Oh dear. I expect Vernon will now be pilloried on certain left wing blogs.
Suggestions that Mr Joyce, the communications and information technology minister, had some sort of conflict of interest in helping out the Brent Impey-led company (that Mr Joyce established) survives only till you know that Mr Joyce and Mr Impey are . . . errr . . . not close.
Mr Impey, with Canwest, led a successful “unfriendly takeover” of MediaWorks in 2001- that is, one bitterly opposed by Mr Joyce.
I was unaware of this, and not seen this in any other media. It is a good story that adds new facts to an issue.
The minister initially opposed any deal with the commercial radio sector. To protect himself further, he also sought advice from the Cabinet Office and was told he did not have a conflict of interest. It might have been wiser politically for him to step aside anyway, but that is miles away from any wrongdoing.
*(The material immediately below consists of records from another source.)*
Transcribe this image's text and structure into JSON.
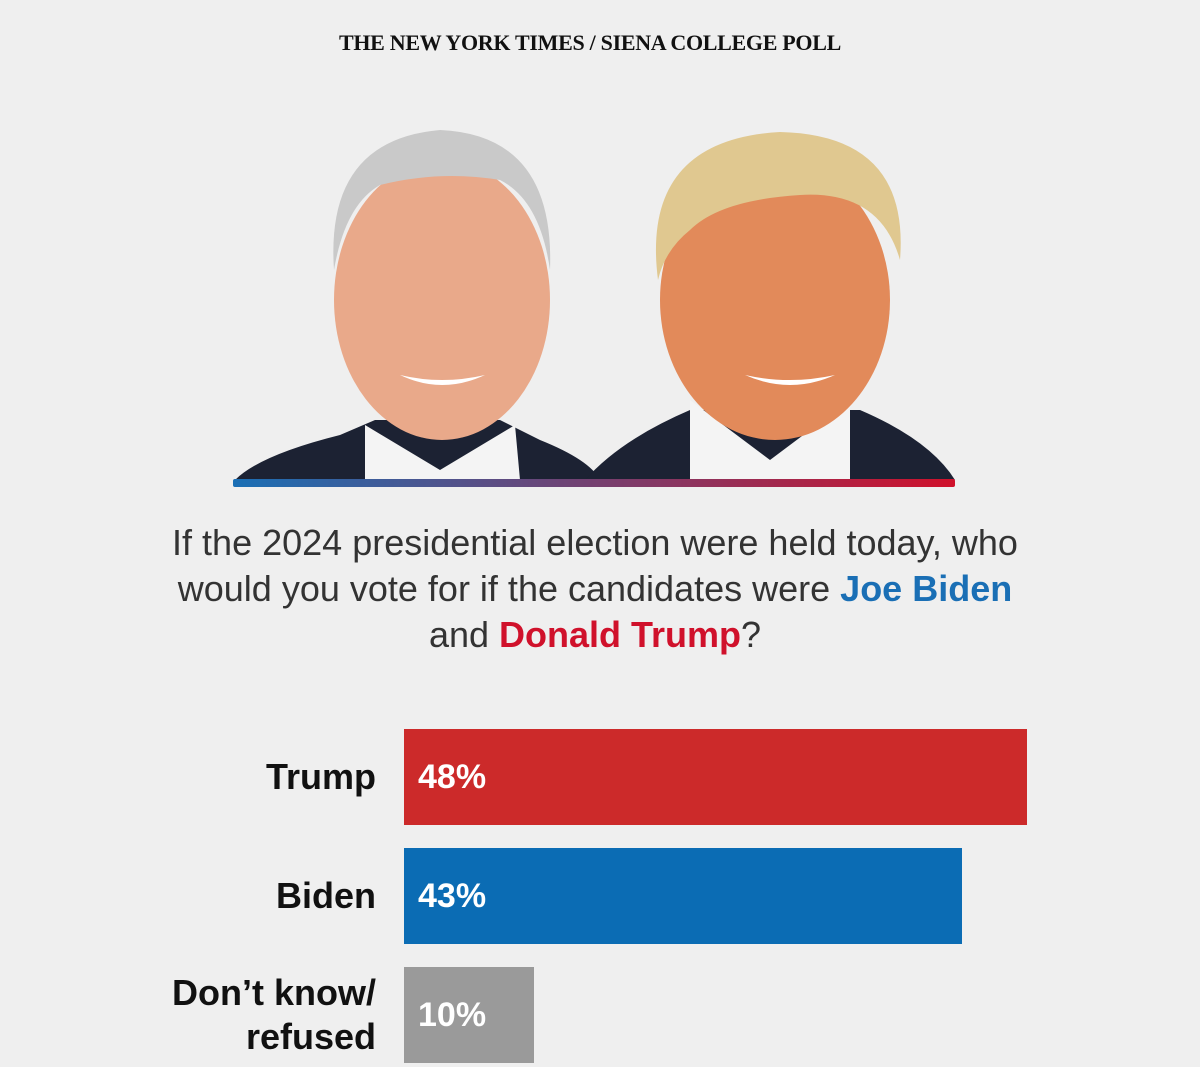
{
  "chart_data": {
    "type": "bar",
    "orientation": "horizontal",
    "title": "THE NEW YORK TIMES / SIENA COLLEGE POLL",
    "question": [
      "If the 2024 presidential election were held today, who would you vote for if the candidates were",
      "Joe Biden",
      "and",
      "Donald Trump",
      "?"
    ],
    "question_colors": [
      "#333333",
      "#1a6fb5",
      "#333333",
      "#d0112b",
      "#333333"
    ],
    "categories": [
      "Trump",
      "Biden",
      "Don’t know/ refused"
    ],
    "values": [
      48,
      43,
      10
    ],
    "value_labels": [
      "48%",
      "43%",
      "10%"
    ],
    "colors": [
      "#cc2a2a",
      "#0b6cb4",
      "#9a9a9a"
    ]
  }
}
Those who have never actually worked in business (like most Labour MPs) have no real idea of what does and does not constitute a conflict of interest. They think that any affiliation or association what-so-ever means you must recuse yourself. This is not so. This would see the Minister of Finance unable to own a home, or the Minister of Agriculture unable to be a farmer.
Of course, it fits Labour’s narrative of a Government pandering to the few not the many, feathering the nest of its rich mates and acting as lobby-fodder for business.
But is Labour saying it wants a hands-off approach to business, whether or not that involves job losses?
WE SHALL never know what would have happened had MediaWorks been denied the payment relief and asked to stump up the full $42m at the end of 2009 – as advertising rates were falling, the economic outlook was bleak and banks were ultra-cautious about lending.
If one or more major media companies had failed, more than 1000 jobs could have been on the line. …
Mr Joyce is also blunt about the political fallout if the Government had said “get stuffed” and one of the big companies had collapsed. Once it was known the Government had rejected a deal at commercial interest rates with all the frequencies held as collateral, ministers would have been pilloried as hard-hearted, far-right, hands-off ideologues.
Is there a single person who doesn’t think Labour wouldn’t have done exactly what Vernon writes above, and lashed the Government for destroying jobs if it had refused the deferred payment scheme, and a major broadcaster collapsed?